Electrookie, I think 2 FETs (or more) is definitely the way to go. You reduce the resistance losses from connection etc and increase the ability of heat transfer out of the FET silicon to the heatsink etc so the FET silicon runs cooler and more efficient. Most high current switching designs use many FETs in parallel.
I'm not sure why your 10 ohm resistor runs hot. That is what i was saying about testing. Measure the DC voltage on the resistor when running, you can then calc the current passing through the resistor, and the power (heat) wasted on the resistor from ohms law.
I would remove the large output cap altogether. At least for now, for testing. You have 2 oscilloscopes and some multimeters, which is not bad you are well on the way to having a good test setup.
Please don't think that I'm some type of hydrogen expert, I fiddled with hydrogen electrolysis when i was young (late '70's) and found that 1. it's very easy to use electricity to separate water into H and O, and 2. it's quite hard to do it EFFICIENTLY, with very high percentage of the input power going into electrolysis and little converted to waste (heat).
Unfortunately there don't seem to be many people with good hydrogen/electronic skills talking about it, the 2 camps seem to be the overly enthusiastic and sometimes misguided amatuers and the rare uni/pro researchers keeping their mouths shut and their secrets well... secret.
Here's how I would go about it;
1. Forget 100 amp setups for now, build a smallish research setup of maybe 10 amps in a nice clear acrylic container. This allows much cheaper and faster changes to the cell and the control electronics, is easier to see it operating, it will be easier to measure, also it won't blow up as much and IF the FET's blow etc it will be much cheaper and quicker to fix.
2. Set up with your oscilloscopes and meters so you can measure the actual electrical power going into the cell, thats the most basic thing you need to know...
3. Test the HEAT going into the cell, this is my personal method for testing it's efficiency and works pretty good. Heat the cell using a known power source and see how hot it gets (above ambient temp) for any given heat power input in watts.
4. Now when operating the cell you know how much electrical power is going into the cell, and how hot it gets (ie a thermometer) tells you how much of that input power is being wasted as heat, the remainder is your conversion power so you can instantly and easily measure the efficiency of your sell in testing.
5. Start testing electrolytes/plate design/frequency/waveform/liquid circulation and any other factors you can think of, and start refining the efficiency of the conversion and the longevity of the plates etc. There is a huge amount of research to be done and not enough people doing it.
Some of the main issues are plate separation and clearance. If the plates are too far apart the cell resistance is high and a lot of energy is wasted as heat. But if the plates are too close together they quickly get bubble fouled with reduces the plate contact with the liquid and it reduces the output and causes other problems like plate hotspots and increases heat buildup.
I like your idea of using reversing DC once the bubbles build up to reverse the plate charge and release the H and O bubbles.
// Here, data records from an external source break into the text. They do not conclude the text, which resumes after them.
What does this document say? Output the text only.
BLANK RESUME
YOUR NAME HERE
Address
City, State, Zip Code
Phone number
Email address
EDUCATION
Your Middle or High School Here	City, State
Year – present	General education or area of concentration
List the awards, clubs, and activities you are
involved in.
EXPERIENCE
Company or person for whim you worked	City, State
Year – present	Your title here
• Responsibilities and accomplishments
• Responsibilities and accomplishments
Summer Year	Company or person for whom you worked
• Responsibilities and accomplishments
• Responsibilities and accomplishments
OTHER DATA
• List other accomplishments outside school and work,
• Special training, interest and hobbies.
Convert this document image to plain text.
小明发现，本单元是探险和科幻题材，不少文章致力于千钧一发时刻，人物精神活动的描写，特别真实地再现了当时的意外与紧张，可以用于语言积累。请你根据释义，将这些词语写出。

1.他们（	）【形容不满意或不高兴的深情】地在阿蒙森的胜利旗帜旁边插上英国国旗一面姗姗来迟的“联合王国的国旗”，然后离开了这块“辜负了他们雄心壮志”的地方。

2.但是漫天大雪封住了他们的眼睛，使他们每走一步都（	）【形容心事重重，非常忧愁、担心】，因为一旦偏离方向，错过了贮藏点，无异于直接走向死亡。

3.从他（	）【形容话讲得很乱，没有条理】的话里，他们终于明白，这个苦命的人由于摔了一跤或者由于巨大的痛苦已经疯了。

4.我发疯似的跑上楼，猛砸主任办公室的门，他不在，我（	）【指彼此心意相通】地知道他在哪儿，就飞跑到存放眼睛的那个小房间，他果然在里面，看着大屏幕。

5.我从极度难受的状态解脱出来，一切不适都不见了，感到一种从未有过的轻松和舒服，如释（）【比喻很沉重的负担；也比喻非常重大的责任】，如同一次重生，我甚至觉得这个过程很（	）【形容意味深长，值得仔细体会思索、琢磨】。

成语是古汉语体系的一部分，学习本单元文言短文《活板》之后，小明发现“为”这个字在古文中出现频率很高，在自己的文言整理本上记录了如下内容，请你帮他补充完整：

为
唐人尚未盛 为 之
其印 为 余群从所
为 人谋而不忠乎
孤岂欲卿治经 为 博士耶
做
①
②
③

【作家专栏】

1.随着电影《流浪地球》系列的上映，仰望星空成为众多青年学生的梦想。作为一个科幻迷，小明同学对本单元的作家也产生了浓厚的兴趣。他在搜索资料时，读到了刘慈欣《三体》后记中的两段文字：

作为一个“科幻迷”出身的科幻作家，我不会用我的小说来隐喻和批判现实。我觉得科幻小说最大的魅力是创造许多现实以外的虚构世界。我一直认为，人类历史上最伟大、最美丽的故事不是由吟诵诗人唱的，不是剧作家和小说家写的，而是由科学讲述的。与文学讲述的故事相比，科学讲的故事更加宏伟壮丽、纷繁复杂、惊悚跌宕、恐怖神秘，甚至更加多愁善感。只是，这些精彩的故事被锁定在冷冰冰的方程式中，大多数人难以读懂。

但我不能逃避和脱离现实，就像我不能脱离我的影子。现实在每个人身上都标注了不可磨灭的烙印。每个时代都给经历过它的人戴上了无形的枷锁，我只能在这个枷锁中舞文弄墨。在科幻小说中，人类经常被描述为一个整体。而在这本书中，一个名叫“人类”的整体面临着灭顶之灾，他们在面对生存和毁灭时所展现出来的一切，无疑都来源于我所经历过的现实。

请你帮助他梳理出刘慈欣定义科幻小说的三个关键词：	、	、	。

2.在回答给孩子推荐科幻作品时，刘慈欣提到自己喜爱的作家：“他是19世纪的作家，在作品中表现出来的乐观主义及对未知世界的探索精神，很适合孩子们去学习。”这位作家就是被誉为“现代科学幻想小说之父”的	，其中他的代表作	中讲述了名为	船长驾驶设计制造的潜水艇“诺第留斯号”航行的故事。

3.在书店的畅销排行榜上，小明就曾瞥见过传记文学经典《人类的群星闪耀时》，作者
You could experiment with that. My personal thoughts are about exploiting the mechanical resonances, even purposely building the plate mounts to allow flexion of the plates at a resonant freq and then tune the freq of the electrical input to vibrate those plates at the resonant freq and clear the bubbles from the plate surface in a way similar to an ultrasonic cleaner bath. If you could shape the plates to force an UPWARD flow, even better still, to get the gas to the top of the cell quicker and bring cool fresh liquid in in a constant circulation. Since you have access to oscilloscopes you can hook a pickup up to a plate, rap it and see the waveform (ie measure resonant freq) on the scope.
Anyway that's my thoughts on the actual electolysis process; converting the electrical input energy to a useful gas fuel at (hopefully) decent efficiency. I'm not at all interested in the whole "HHO/gasoline car fuel economy" side as it always seems to turn into arguments and I'm a motorcycle guy anyway.